To a later generation of Greeks, these heroic values formed the core of aristocratic virtue, a fact that explains the tremendous popularity of Homer as an educational tool Homer gave to the Greeks, a single universally accepted model of heroism, honor, and nobility. But in time, as a new world of city-states emerged in Greece, new values of cooperation and community also transformed what the Greeks learned from Homer.

 

 

Pg. 99

Homer’s Ideal of Experience

 

The Iliad and the Odyssey, which the Greeks believed were both written by Homer, were used as basic texts for the education of Greeks for hundreds of years during antiquity. This passage is from the Iliad, describing the encounter between Hector, prince of Troy, and his wife Andromache, illustrates the Greek ideal of gaining honor through combat. At the end of the passage, Homer also revels what became the Greek attitude toward women: they are supposed to spin and weave and take care of their households and children.

 

from Homer's Iliad:

 

Hector looked at his son and smiled, but said nothing. Andromache, bursting into tears, went up to him and put her hand in his. “Hector,” she said, “you are possessed. This bravery of yours will be your end. You do not think of your little boy or your unhappy wife, whom you will make a widow soon. Some day the Achaeans (Greeks) are bound to kill you in a massed attack. And when I lose you I might as well be dead…I have no father, no mother, now…I had seven brothers too at home. In one day all of them went down to Hades’ house. The great Achilles of the swift feet killed them all…

 

“So you, Hector, are father and mother, and brother to me, as well as my beloved husband. Have pity on me now; stay here on the tower; and do not make your boy an orphan and your wife a widow…”

 

“All that, my dear,” said the great Hector of the glittering helmet, “is surely my concern. But if I hid myself like a coward and refused to fight, I could never face the Trojans and the Trojan ladies in their trailing gowns. Besides, it would go against the grain, for I have trained myself always, like a good soldier, to take my place in the front line and win glory for my father and myself…”

 

As he finished, glorious Hector held out his arms to take his boy.
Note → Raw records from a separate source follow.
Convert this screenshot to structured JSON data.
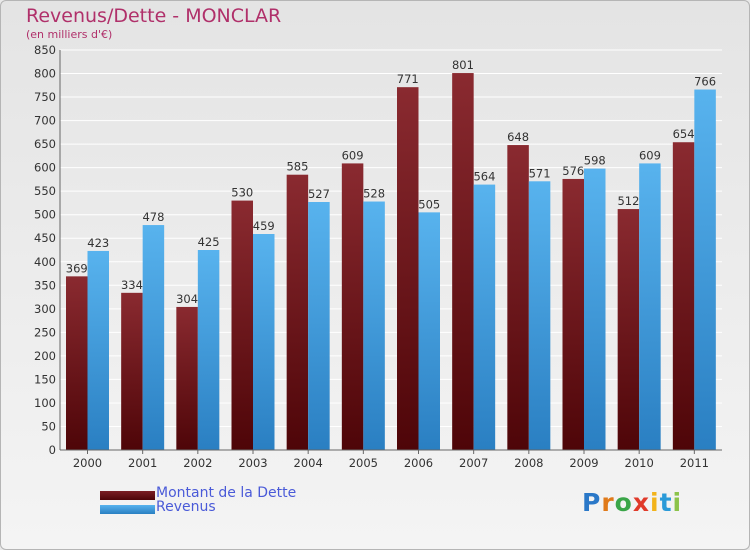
{
  "title": "Revenus/Dette - MONCLAR",
  "subtitle": "(en milliers d'€)",
  "legend": {
    "debt_label": "Montant de la Dette",
    "revenue_label": "Revenus"
  },
  "logo_text": "Proxiti",
  "colors": {
    "debt": "#7a1e24",
    "debt_dark": "#5a0a0f",
    "revenue": "#4aa8e6",
    "revenue_dark": "#2e7fc0",
    "title": "#b0306a"
  },
  "chart_data": {
    "type": "bar",
    "categories": [
      "2000",
      "2001",
      "2002",
      "2003",
      "2004",
      "2005",
      "2006",
      "2007",
      "2008",
      "2009",
      "2010",
      "2011"
    ],
    "series": [
      {
        "name": "Montant de la Dette",
        "values": [
          369,
          334,
          304,
          530,
          585,
          609,
          771,
          801,
          648,
          576,
          512,
          654
        ]
      },
      {
        "name": "Revenus",
        "values": [
          423,
          478,
          425,
          459,
          527,
          528,
          505,
          564,
          571,
          598,
          609,
          766
        ]
      }
    ],
    "title": "Revenus/Dette - MONCLAR",
    "ylim": [
      0,
      850
    ],
    "yticks": [
      0,
      50,
      100,
      150,
      200,
      250,
      300,
      350,
      400,
      450,
      500,
      550,
      600,
      650,
      700,
      750,
      800,
      850
    ],
    "grid": true,
    "legend_position": "bottom-left"
  }
}
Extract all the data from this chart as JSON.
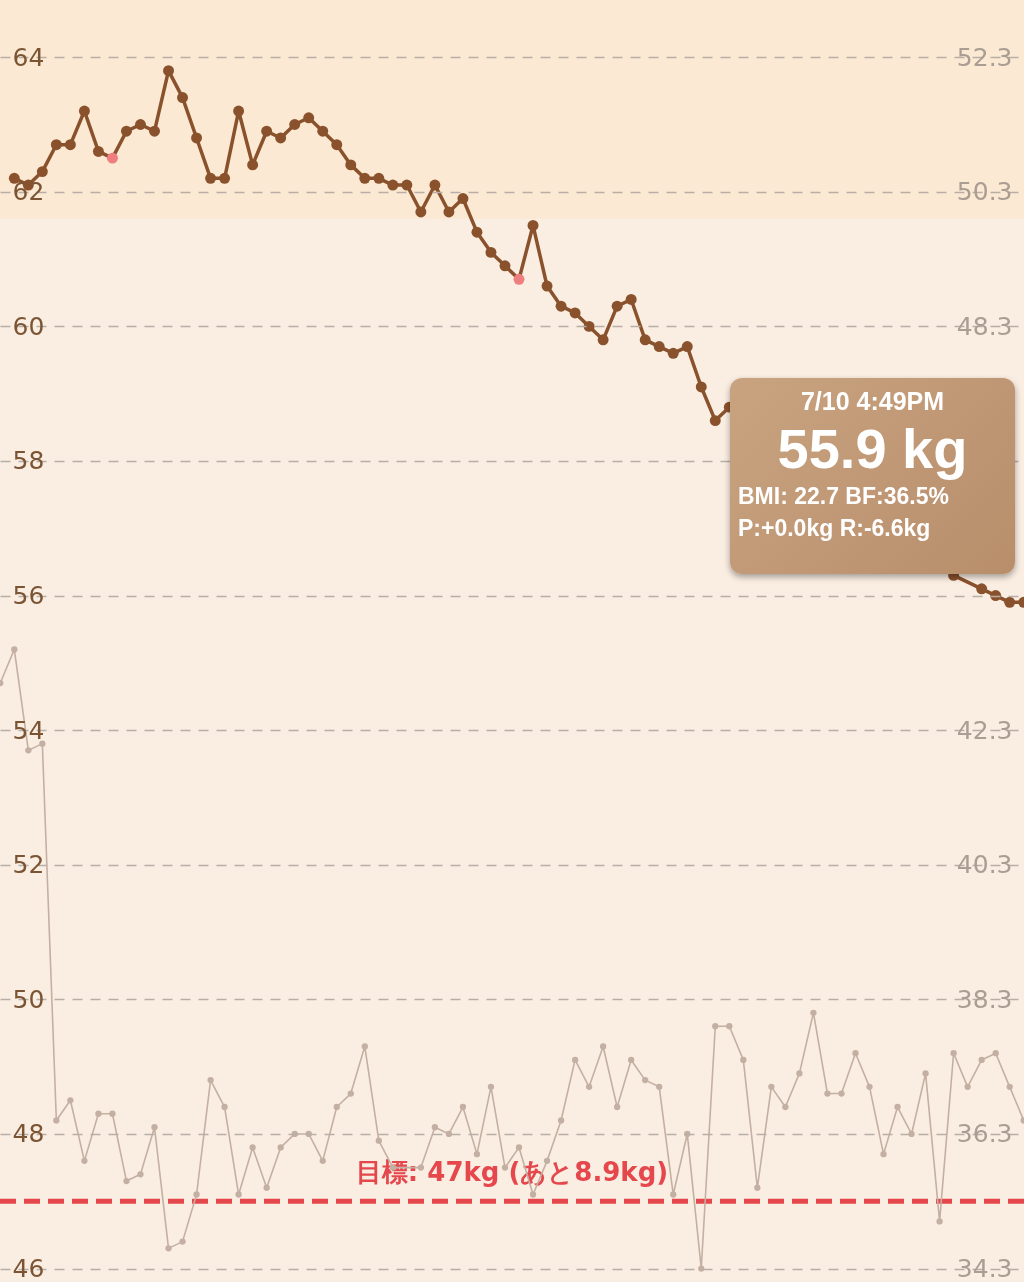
{
  "chart_data": {
    "type": "line",
    "annotations": [
      "7/10 4:49PM",
      "55.9 kg",
      "BMI: 22.7  BF:36.5%",
      "P:+0.0kg  R:-6.6kg"
    ],
    "categories": [
      null,
      null,
      null,
      null,
      null,
      null,
      null,
      null,
      null,
      null,
      null,
      null,
      null,
      null,
      null,
      null,
      null,
      null,
      null,
      null,
      null,
      null,
      null,
      null,
      null,
      null,
      null,
      null,
      null,
      null,
      null,
      null,
      null,
      null,
      null,
      null,
      null,
      null,
      null,
      null,
      null,
      null,
      null,
      null,
      null,
      null,
      null,
      null,
      null,
      null,
      null,
      null,
      null,
      null,
      null,
      null,
      null,
      null,
      null,
      null,
      null,
      null,
      null,
      null,
      null,
      null,
      null,
      null,
      null,
      null,
      null,
      null,
      null,
      null
    ],
    "ylim": [
      45.8,
      64.85
    ],
    "yticks": [
      46,
      48,
      50,
      52,
      54,
      56,
      58,
      60,
      62,
      64
    ],
    "y2lim": [
      34.1,
      53.15
    ],
    "y2ticks": [
      34.3,
      36.3,
      38.3,
      40.3,
      42.3,
      48.3,
      50.3,
      52.3
    ],
    "tick_labels": "y",
    "grid": "y",
    "marker": "circle",
    "bands": [
      {
        "axis": "y",
        "from": 61.6,
        "to": 64.85,
        "color": "#fbe9d3"
      }
    ],
    "ref_lines": [
      {
        "axis": "y",
        "value": 47,
        "label": "目標: 47kg (あと8.9kg)",
        "color": "#e5474c",
        "line_style": "dashed"
      }
    ],
    "series": [
      {
        "color": "#c4b0a2",
        "axis": "y2",
        "values": [
          43.0,
          43.5,
          42.0,
          42.1,
          36.5,
          36.8,
          35.9,
          36.6,
          36.6,
          35.6,
          35.7,
          36.4,
          34.6,
          34.7,
          35.4,
          37.1,
          36.7,
          35.4,
          36.1,
          35.5,
          36.1,
          36.3,
          36.3,
          35.9,
          36.7,
          36.9,
          37.6,
          36.2,
          35.8,
          null,
          35.8,
          36.4,
          36.3,
          36.7,
          36.0,
          37.0,
          35.8,
          36.1,
          35.4,
          35.9,
          36.5,
          37.4,
          37.0,
          37.6,
          36.7,
          37.4,
          37.1,
          37.0,
          35.4,
          36.3,
          34.3,
          37.9,
          37.9,
          37.4,
          35.5,
          37.0,
          36.7,
          37.2,
          38.1,
          36.9,
          36.9,
          37.5,
          37.0,
          36.0,
          36.7,
          36.3,
          37.2,
          35.0,
          37.5,
          37.0,
          37.4,
          37.5,
          37.0,
          36.5
        ]
      },
      {
        "color": "#8a522c",
        "axis": "y",
        "values": [
          null,
          62.2,
          62.1,
          62.3,
          62.7,
          62.7,
          63.2,
          62.6,
          62.5,
          62.9,
          63.0,
          62.9,
          63.8,
          63.4,
          62.8,
          62.2,
          62.2,
          63.2,
          62.4,
          62.9,
          62.8,
          63.0,
          63.1,
          62.9,
          62.7,
          62.4,
          62.2,
          62.2,
          62.1,
          62.1,
          61.7,
          62.1,
          61.7,
          61.9,
          61.4,
          61.1,
          60.9,
          60.7,
          61.5,
          60.6,
          60.3,
          60.2,
          60.0,
          59.8,
          60.3,
          60.4,
          59.8,
          59.7,
          59.6,
          59.7,
          59.1,
          58.6,
          58.8,
          null,
          null,
          null,
          null,
          null,
          null,
          null,
          null,
          null,
          null,
          null,
          null,
          null,
          null,
          null,
          56.3,
          null,
          56.1,
          56.0,
          55.9,
          55.9
        ],
        "colors": [
          "#8a522c",
          "#8a522c",
          "#8a522c",
          "#8a522c",
          "#8a522c",
          "#8a522c",
          "#8a522c",
          "#8a522c",
          "#ef7f7f",
          "#8a522c",
          "#8a522c",
          "#8a522c",
          "#8a522c",
          "#8a522c",
          "#8a522c",
          "#8a522c",
          "#8a522c",
          "#8a522c",
          "#8a522c",
          "#8a522c",
          "#8a522c",
          "#8a522c",
          "#8a522c",
          "#8a522c",
          "#8a522c",
          "#8a522c",
          "#8a522c",
          "#8a522c",
          "#8a522c",
          "#8a522c",
          "#8a522c",
          "#8a522c",
          "#8a522c",
          "#8a522c",
          "#8a522c",
          "#8a522c",
          "#8a522c",
          "#ef7f7f",
          "#8a522c",
          "#8a522c",
          "#8a522c",
          "#8a522c",
          "#8a522c",
          "#8a522c",
          "#8a522c",
          "#8a522c",
          "#8a522c",
          "#8a522c",
          "#8a522c",
          "#8a522c",
          "#8a522c",
          "#8a522c",
          "#8a522c",
          "#8a522c",
          "#8a522c",
          "#8a522c",
          "#8a522c",
          "#8a522c",
          "#8a522c",
          "#8a522c",
          "#8a522c",
          "#8a522c",
          "#8a522c",
          "#8a522c",
          "#8a522c",
          "#8a522c",
          "#8a522c",
          "#8a522c",
          "#8a522c",
          "#8a522c",
          "#8a522c",
          "#8a522c",
          "#8a522c",
          "#8a522c"
        ]
      }
    ]
  }
}
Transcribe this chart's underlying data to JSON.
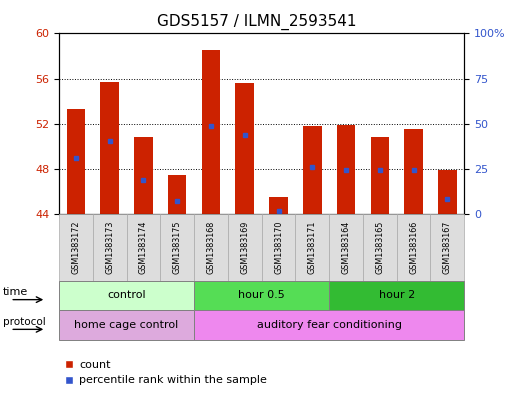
{
  "title": "GDS5157 / ILMN_2593541",
  "samples": [
    "GSM1383172",
    "GSM1383173",
    "GSM1383174",
    "GSM1383175",
    "GSM1383168",
    "GSM1383169",
    "GSM1383170",
    "GSM1383171",
    "GSM1383164",
    "GSM1383165",
    "GSM1383166",
    "GSM1383167"
  ],
  "bar_tops": [
    53.3,
    55.7,
    50.8,
    47.5,
    58.5,
    55.6,
    45.5,
    51.8,
    51.9,
    50.8,
    51.5,
    47.9
  ],
  "bar_base": 44.0,
  "percentile_values": [
    49.0,
    50.5,
    47.0,
    45.2,
    51.8,
    51.0,
    44.3,
    48.2,
    47.9,
    47.9,
    47.9,
    45.3
  ],
  "ylim_left": [
    44,
    60
  ],
  "yticks_left": [
    44,
    48,
    52,
    56,
    60
  ],
  "ylim_right": [
    0,
    100
  ],
  "yticks_right": [
    0,
    25,
    50,
    75,
    100
  ],
  "bar_color": "#cc2200",
  "marker_color": "#3355cc",
  "bar_width": 0.55,
  "time_groups": [
    {
      "label": "control",
      "start": 0,
      "end": 4,
      "color": "#ccffcc"
    },
    {
      "label": "hour 0.5",
      "start": 4,
      "end": 8,
      "color": "#55dd55"
    },
    {
      "label": "hour 2",
      "start": 8,
      "end": 12,
      "color": "#33bb33"
    }
  ],
  "protocol_groups": [
    {
      "label": "home cage control",
      "start": 0,
      "end": 4,
      "color": "#ddaadd"
    },
    {
      "label": "auditory fear conditioning",
      "start": 4,
      "end": 12,
      "color": "#ee88ee"
    }
  ],
  "time_label": "time",
  "protocol_label": "protocol",
  "legend_count_label": "count",
  "legend_percentile_label": "percentile rank within the sample",
  "left_axis_color": "#cc2200",
  "right_axis_color": "#3355cc",
  "title_fontsize": 11,
  "tick_fontsize": 8,
  "cell_color": "#dddddd",
  "cell_border_color": "#aaaaaa"
}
But the child shrank back with a cry to the bosom of his girdled nurse, alarmed by his father’s appearance. He was frightened by the bronze of the helmet and the horsehair plume that he saw nodding grimly down at him. His father and his lady mother had to laugh. But noble Hector quickly took his helmet off and put the dazzling thing on the ground. Then he kissed his son, dandled him in his arms, and prayed to Zeus and the other gods: “Zeus, and you other gods, grant that this boy of mine may be, like me, preeminent in Troy; as strong and brave as I; a mighty king of Ilium. May people say, when he comes back from battle, ‘Here is a better man than his father.’ Let him bring home the bloodstained armor of the enemy he has killed, and make his mother happy.”

 

Hector handed the boy to his wife, who took him to her fragrant breast. She was smiling through her tears, and when her husband saw this, he was moved. He stroked her with his hand and said, “My dear, I beg you not to be too much distressed. No one is going to send me down to Hades before my proper time. But fate is a thing that no man born to a women, coward or hero, can escape. Go home now, and attend to you own work the loom and the spindle, and see that the maidservants get on with theirs. War is men’s business; and this war is the business of every man in Ilium, myself above all.”